Compromis ou promesse. Quelle est la différence ?

Vous avez trouvé un accord avec votre acquéreur et commencez à vous projeter dans une nouvelle vie. Mais avant de pouvoir aller plus loin, il faut passer devant le notaire. Cet expert de la transaction rédigera l’avant-contrat : soit un compromis, soit une promesse de vente.

 

Concrètement, quelle est la différence ?
—Le compromis de vente engage les deux parties, donc l'acheteur et le vendeur. Juridiquement, les parties étant d'accord sur le principe de la chose et du prix, le compromis « vaut vente » et seules les modalités pratiques de l'opération restent à discuter (article 1589 du Code civil).
—La promesse de vente engage le propriétaire auprès du potentiel acquéreur (bénéficiaire), à lui vendre son bien à un certain prix. L'acquéreur bénéficie donc d'un droit privilégié pour un temps déterminé dans l'acte (généralement deux à trois mois). Le vendeur ne peut pas se rétracter. Cette opération permet à la personne que le bien intéresse, mais qui n’est pas totalement sûre de pouvoir l'acquérir (pour des raisons de délai, d’obtention de prêt, etc.), de poser une « option ».

 

Bon à savoir

Le compromis de vente est appelé également promesse synallagmatique de vente et la promesse de vente est souvent qualifiée de promesse « unilatérale ». Dans la promesse le vendeur est appelé le « promettant » et l’acquéreur le « bénéficiaire »

Votre notaire est votre interlocuteur privilégié pour vous guider dans cette étape de la vente et trouvera l’option la mieux adaptée à votre transaction. C’est un professionnel impartial qui aura une réponse pour toute éventualité.

Au moment de la signature du compromis, l'acheteur verse un dépôt de garantie de 5 à 10 % du prix d'acquisition au vendeur. Cette somme versée sur un compte tenu par la comptabilité du notaire, est restituée à l’acquéreur si la vente ne se réalise pas à cause du non-accomplissement d’une clause suspensive notée dans l’avant-contrat.

Lors de la signature de la promesse, l'acquéreur verse également une indemnité d'immobilisation, dont le montant se situe entre 5% et 10 % du prix d'achat.

Les contenus du compromis et de la promesse sont très similaires. Ils couvrent :
—la description du bien ;
—comment le vendeur est devenu propriétaire du bien ;
—le prix convenu ;
—les délais d'acceptation/de rétractation.

 

Qui peut se rétracter et quand ?

Après la signature d’un compromis ou d’une promesse de vente, l’acquéreur dispose de dix jours pour notifier le notaire, par lettre recommandée avec accusé de réception, de sa décision de se rétracter. Il n’a pas à se justifier et toute garantie d’immobilisation doit être immédiatement restituée.

Le vendeur s’engage définitivement dès la signature du compromis ou de la promesse. Dans le cadre d’une promesse, le vendeur reste libre d’annuler la vente tant que l’acquéreur n’a pas levé l’option, mais ce changement d’avis peut coûter très cher. Il perd non seulement l’indemnité, mais son acquéreur peut le condamner à payer des dommages et intérêts. Si le vendeur souhaite annuler la vente après la levée d’option par l’acquéreur, le vendeur peut être saisi et vous entrez dans le cadre d’une vente forcée.
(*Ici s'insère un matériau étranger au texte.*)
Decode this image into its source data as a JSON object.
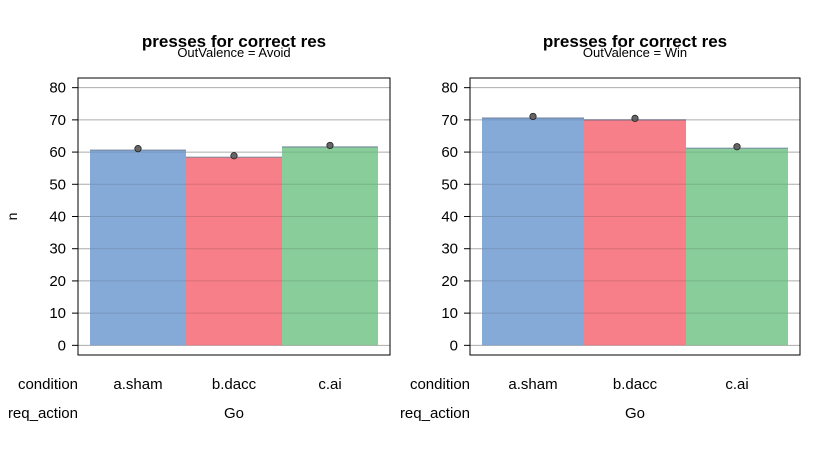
{
  "chart_data": [
    {
      "type": "bar",
      "title": "presses for correct res",
      "subtitle": "OutValence = Avoid",
      "ylabel": "n",
      "xlabel": "",
      "ylim": [
        -3,
        83
      ],
      "yticks": [
        0,
        10,
        20,
        30,
        40,
        50,
        60,
        70,
        80
      ],
      "grid": true,
      "categories": [
        "a.sham",
        "b.dacc",
        "c.ai"
      ],
      "values": [
        60.6,
        58.4,
        61.6
      ],
      "colors": [
        "#86aad8",
        "#f67f89",
        "#89cd9b"
      ],
      "x_factor_labels": [
        {
          "name": "condition",
          "levels": [
            "a.sham",
            "b.dacc",
            "c.ai"
          ]
        },
        {
          "name": "req_action",
          "levels": [
            "Go"
          ]
        }
      ]
    },
    {
      "type": "bar",
      "title": "presses for correct res",
      "subtitle": "OutValence = Win",
      "ylabel": "",
      "xlabel": "",
      "ylim": [
        -3,
        83
      ],
      "yticks": [
        0,
        10,
        20,
        30,
        40,
        50,
        60,
        70,
        80
      ],
      "grid": true,
      "categories": [
        "a.sham",
        "b.dacc",
        "c.ai"
      ],
      "values": [
        70.6,
        70.0,
        61.2
      ],
      "colors": [
        "#86aad8",
        "#f67f89",
        "#89cd9b"
      ],
      "x_factor_labels": [
        {
          "name": "condition",
          "levels": [
            "a.sham",
            "b.dacc",
            "c.ai"
          ]
        },
        {
          "name": "req_action",
          "levels": [
            "Go"
          ]
        }
      ]
    }
  ]
}
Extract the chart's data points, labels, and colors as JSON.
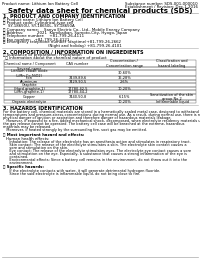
{
  "title": "Safety data sheet for chemical products (SDS)",
  "header_left": "Product name: Lithium Ion Battery Cell",
  "header_right_l1": "Substance number: SDS-001-000010",
  "header_right_l2": "Establishment / Revision: Dec.1.2016",
  "s1_title": "1. PRODUCT AND COMPANY IDENTIFICATION",
  "s1_lines": [
    "・ Product name: Lithium Ion Battery Cell",
    "・ Product code: Cylindrical-type cell",
    "    SY-18650U, SY-18650L, SY-18650A",
    "・ Company name:    Sanyo Electric Co., Ltd., Mobile Energy Company",
    "・ Address:           2021  Kamikaikan, Sumoto-City, Hyogo, Japan",
    "・ Telephone number:    +81-799-26-4111",
    "・ Fax number:   +81-799-26-4121",
    "・ Emergency telephone number (daytime)+81-799-26-2662",
    "                                    (Night and holiday) +81-799-26-4101"
  ],
  "s2_title": "2. COMPOSITION / INFORMATION ON INGREDIENTS",
  "s2_prep": "・ Substance or preparation: Preparation",
  "s2_info": "  ・ Information about the chemical nature of product",
  "tbl_h": [
    "Chemical name / Component",
    "CAS number",
    "Concentration /\nConcentration range",
    "Classification and\nhazard labeling"
  ],
  "tbl_rows": [
    [
      "Several name",
      "",
      "",
      ""
    ],
    [
      "Lithium cobalt oxide\n(LiMn-Co-NiO2)",
      "",
      "30-60%",
      ""
    ],
    [
      "Iron",
      "7439-89-6",
      "16-28%",
      ""
    ],
    [
      "Aluminum",
      "7429-90-5",
      "2.6%",
      ""
    ],
    [
      "Graphite",
      "",
      "",
      ""
    ],
    [
      "(Hard graphite-1)",
      "17780-42-5",
      "10-20%",
      ""
    ],
    [
      "(LiMn-graphite-1)",
      "17780-44-2",
      "",
      ""
    ],
    [
      "Copper",
      "7440-50-8",
      "6-15%",
      "Sensitization of the skin\ngroup No.2"
    ],
    [
      "Organic electrolyte",
      "",
      "10-20%",
      "Inflammable liquid"
    ]
  ],
  "tbl_row_h": [
    3.5,
    6,
    3.5,
    3.5,
    3.5,
    3.5,
    3.5,
    6,
    3.5
  ],
  "tbl_cols": [
    4,
    55,
    100,
    148,
    196
  ],
  "s3_title": "3. HAZARDS IDENTIFICATION",
  "s3_para": [
    "For the battery cell, chemical materials are stored in a hermetically sealed metal case, designed to withstand",
    "temperatures and pressure-stress-concentrations during normal use. As a result, during normal use, there is no",
    "physical danger of ignition or aspiration and therefore danger of hazardous materials leakage.",
    "   However, if exposed to a fire, added mechanical shock, decomposed, when electrolyte residency materials use,",
    "the gas release cannot be operated. The battery cell case will be breached at the extreme, hazardous",
    "materials may be released.",
    "   Moreover, if heated strongly by the surrounding fire, soot gas may be emitted."
  ],
  "s3_b1": "・ Most important hazard and effects:",
  "s3_human": "Human health effects:",
  "s3_human_lines": [
    "   Inhalation: The release of the electrolyte has an anesthesia action and stimulates in respiratory tract.",
    "   Skin contact: The release of the electrolyte stimulates a skin. The electrolyte skin contact causes a",
    "   sore and stimulation on the skin.",
    "   Eye contact: The release of the electrolyte stimulates eyes. The electrolyte eye contact causes a sore",
    "   and stimulation on the eye. Especially, a substance that causes a strong inflammation of the eye is",
    "   contained.",
    "   Environmental effects: Since a battery cell remains in the environment, do not throw out it into the",
    "   environment."
  ],
  "s3_b2": "・ Specific hazards:",
  "s3_spec_lines": [
    "   If the electrolyte contacts with water, it will generate detrimental hydrogen fluoride.",
    "   Since the said electrolyte is inflammable liquid, do not bring close to fire."
  ],
  "bg": "#ffffff",
  "tc": "#000000",
  "lc": "#555555",
  "fs_header": 2.8,
  "fs_title": 5.0,
  "fs_s_title": 3.5,
  "fs_body": 2.8,
  "fs_table": 2.5,
  "lh_body": 3.2,
  "lh_table": 3.3
}
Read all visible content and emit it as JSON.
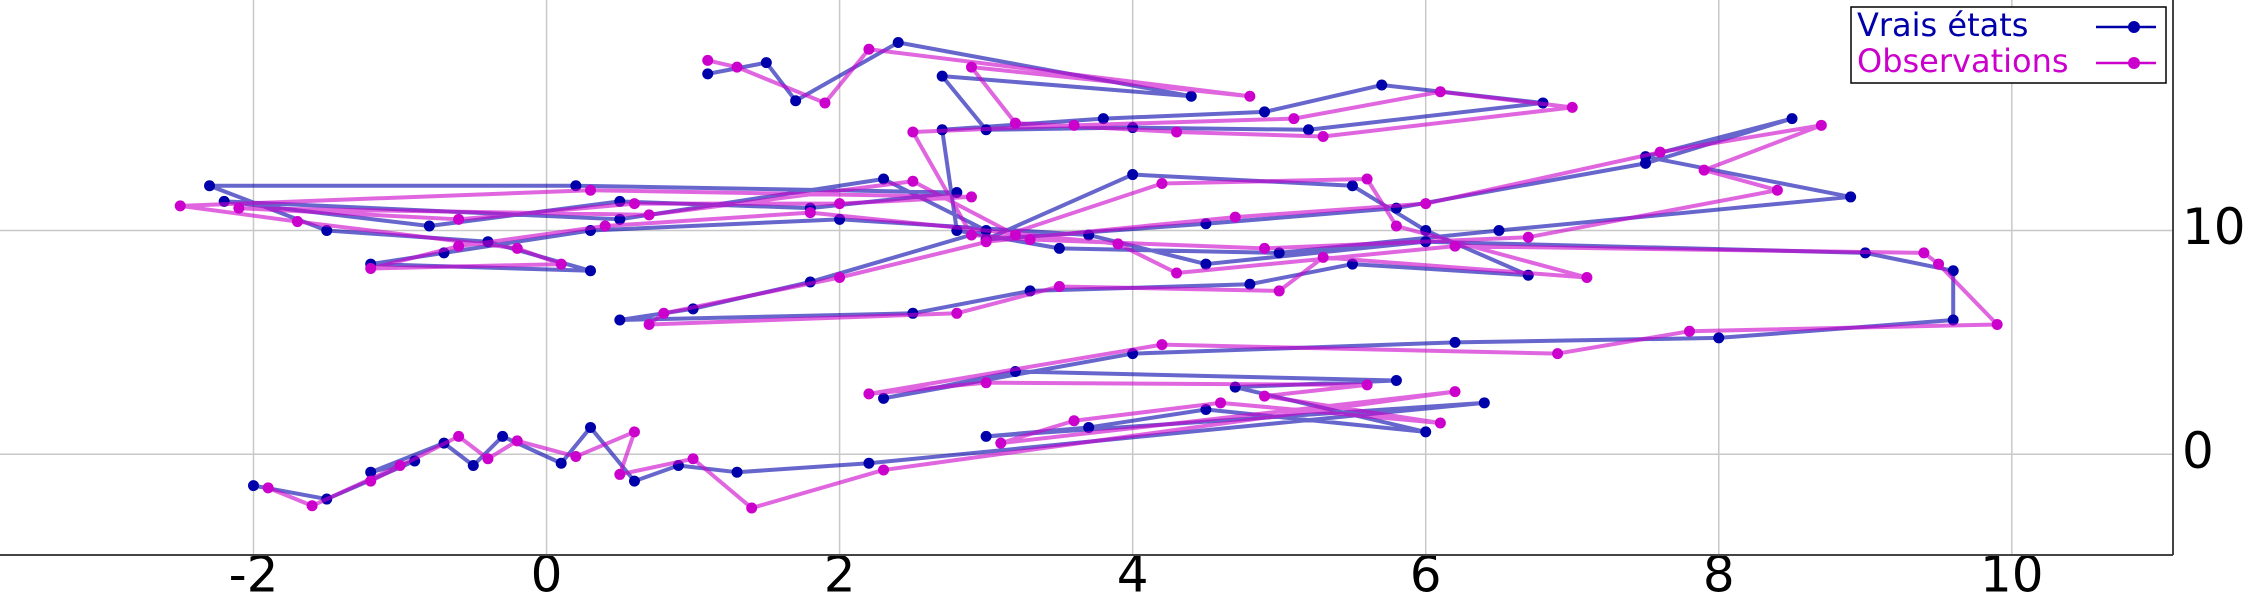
{
  "chart_data": {
    "type": "line",
    "xlim": [
      -3.73,
      11.1
    ],
    "ylim": [
      -4.5,
      20.3
    ],
    "xticks": [
      -2,
      0,
      2,
      4,
      6,
      8,
      10
    ],
    "yticks": [
      0,
      10
    ],
    "grid": true,
    "legend": "upper right",
    "series": [
      {
        "name": "Vrais états",
        "color": "#0000aa",
        "x": [
          -2,
          -1.5,
          -0.9,
          -1.2,
          -0.7,
          -0.5,
          -0.3,
          0.1,
          0.3,
          0.6,
          0.9,
          1.3,
          2.2,
          6.4,
          3,
          3.7,
          4.5,
          6,
          4.7,
          5.8,
          3.2,
          2.3,
          4,
          6.2,
          8,
          9.6,
          9.6,
          9,
          6,
          4.5,
          3.7,
          2,
          0.3,
          -0.7,
          -1.2,
          0.3,
          -0.4,
          -1.5,
          -2.3,
          0.2,
          2.8,
          1.8,
          0.5,
          -0.8,
          -2.2,
          0.5,
          2.3,
          3,
          1.8,
          1,
          0.5,
          2.5,
          3.3,
          4.8,
          5.5,
          6.7,
          6,
          5.5,
          4,
          3,
          4.5,
          5.8,
          7.5,
          8.5,
          7.5,
          8.9,
          6.5,
          5,
          3.5,
          2.8,
          2.7,
          3.8,
          4.9,
          5.7,
          6.8,
          5.2,
          4,
          3,
          2.7,
          4.4,
          2.4,
          1.7,
          1.5,
          1.1
        ],
        "values": [
          -1.4,
          -2,
          -0.3,
          -0.8,
          0.5,
          -0.5,
          0.8,
          -0.4,
          1.2,
          -1.2,
          -0.5,
          -0.8,
          -0.4,
          2.3,
          0.8,
          1.2,
          2,
          1,
          3,
          3.3,
          3.7,
          2.5,
          4.5,
          5,
          5.2,
          6,
          8.2,
          9,
          9.5,
          8.5,
          9.8,
          10.5,
          10,
          9,
          8.5,
          8.2,
          9.5,
          10,
          12,
          12,
          11.7,
          11,
          11.3,
          10.2,
          11.3,
          10.5,
          12.3,
          10,
          7.7,
          6.5,
          6,
          6.3,
          7.3,
          7.6,
          8.5,
          8,
          10,
          12,
          12.5,
          9.6,
          10.3,
          11,
          13,
          15,
          13.3,
          11.5,
          10,
          9,
          9.2,
          10,
          14.5,
          15,
          15.3,
          16.5,
          15.7,
          14.5,
          14.6,
          14.5,
          16.9,
          16,
          18.4,
          15.8,
          17.5,
          17
        ]
      },
      {
        "name": "Observations",
        "color": "#cc00cc",
        "x": [
          -1.9,
          -1.6,
          -1,
          -1.2,
          -0.6,
          -0.4,
          -0.2,
          0.2,
          0.6,
          0.5,
          1,
          1.4,
          2.3,
          6.2,
          3.1,
          3.6,
          4.6,
          6.1,
          4.9,
          5.6,
          3,
          2.2,
          4.2,
          6.9,
          7.8,
          9.9,
          9.5,
          9.4,
          6.2,
          4.3,
          3.9,
          1.8,
          0.4,
          -0.6,
          -1.2,
          0.1,
          -0.2,
          -1.7,
          -2.5,
          0.3,
          2.9,
          2,
          0.6,
          -0.6,
          -2.1,
          0.7,
          2.5,
          3.2,
          2,
          0.8,
          0.7,
          2.8,
          3.5,
          5,
          5.3,
          7.1,
          5.8,
          5.6,
          4.2,
          3,
          4.7,
          6,
          7.6,
          8.7,
          7.9,
          8.4,
          6.7,
          4.9,
          3.3,
          2.9,
          2.5,
          3.6,
          5.1,
          6.1,
          7,
          5.3,
          4.3,
          3.2,
          2.9,
          4.8,
          2.2,
          1.9,
          1.3,
          1.1
        ],
        "values": [
          -1.5,
          -2.3,
          -0.5,
          -1.2,
          0.8,
          -0.2,
          0.6,
          -0.1,
          1,
          -0.9,
          -0.2,
          -2.4,
          -0.7,
          2.8,
          0.5,
          1.5,
          2.3,
          1.4,
          2.6,
          3.1,
          3.2,
          2.7,
          4.9,
          4.5,
          5.5,
          5.8,
          8.5,
          9,
          9.3,
          8.1,
          9.4,
          10.8,
          10.2,
          9.3,
          8.3,
          8.5,
          9.2,
          10.4,
          11.1,
          11.8,
          11.5,
          11.2,
          11.2,
          10.5,
          11,
          10.7,
          12.2,
          9.8,
          7.9,
          6.3,
          5.8,
          6.3,
          7.5,
          7.3,
          8.8,
          7.9,
          10.2,
          12.3,
          12.1,
          9.5,
          10.6,
          11.2,
          13.5,
          14.7,
          12.7,
          11.8,
          9.7,
          9.2,
          9.6,
          9.8,
          14.4,
          14.7,
          15,
          16.2,
          15.5,
          14.2,
          14.4,
          14.8,
          17.3,
          16,
          18.1,
          15.7,
          17.3,
          17.6
        ]
      }
    ]
  }
}
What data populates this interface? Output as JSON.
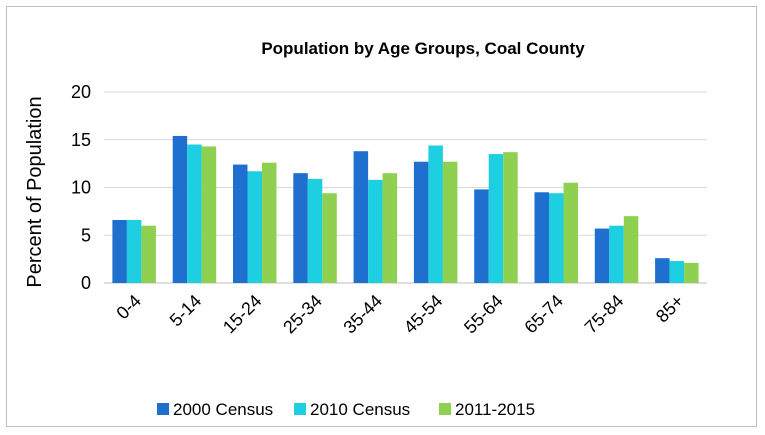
{
  "chart_data": {
    "type": "bar",
    "title": "Population by Age Groups, Coal County",
    "xlabel": "",
    "ylabel": "Percent of Population",
    "ylim": [
      0,
      20
    ],
    "yticks": [
      0,
      5,
      10,
      15,
      20
    ],
    "grid": true,
    "legend_position": "bottom",
    "categories": [
      "0-4",
      "5-14",
      "15-24",
      "25-34",
      "35-44",
      "45-54",
      "55-64",
      "65-74",
      "75-84",
      "85+"
    ],
    "series": [
      {
        "name": "2000 Census",
        "color": "#1f6fcf",
        "values": [
          6.6,
          15.4,
          12.4,
          11.5,
          13.8,
          12.7,
          9.8,
          9.5,
          5.7,
          2.6
        ]
      },
      {
        "name": "2010 Census",
        "color": "#1dcfe0",
        "values": [
          6.6,
          14.5,
          11.7,
          10.9,
          10.8,
          14.4,
          13.5,
          9.4,
          6.0,
          2.3
        ]
      },
      {
        "name": "2011-2015",
        "color": "#8fd050",
        "values": [
          6.0,
          14.3,
          12.6,
          9.4,
          11.5,
          12.7,
          13.7,
          10.5,
          7.0,
          2.1
        ]
      }
    ]
  }
}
Les rétractations dans les dix jours après la signature de l’avant-contrat chez le notaire sont extrêmement rares. Si vous avez fourni tous les documents et renseignements à votre acquéreur bien avant ce rendez-vous chez le notaire, les chances de rétractation sont très, très faibles.

Pour plus d’informations sur votre cas parlez-en à votre notaire. C’est la personne la mieux placée pour vous guider dans les démarches et vous expliquer les options les plus sécurisantes pour chaque partie.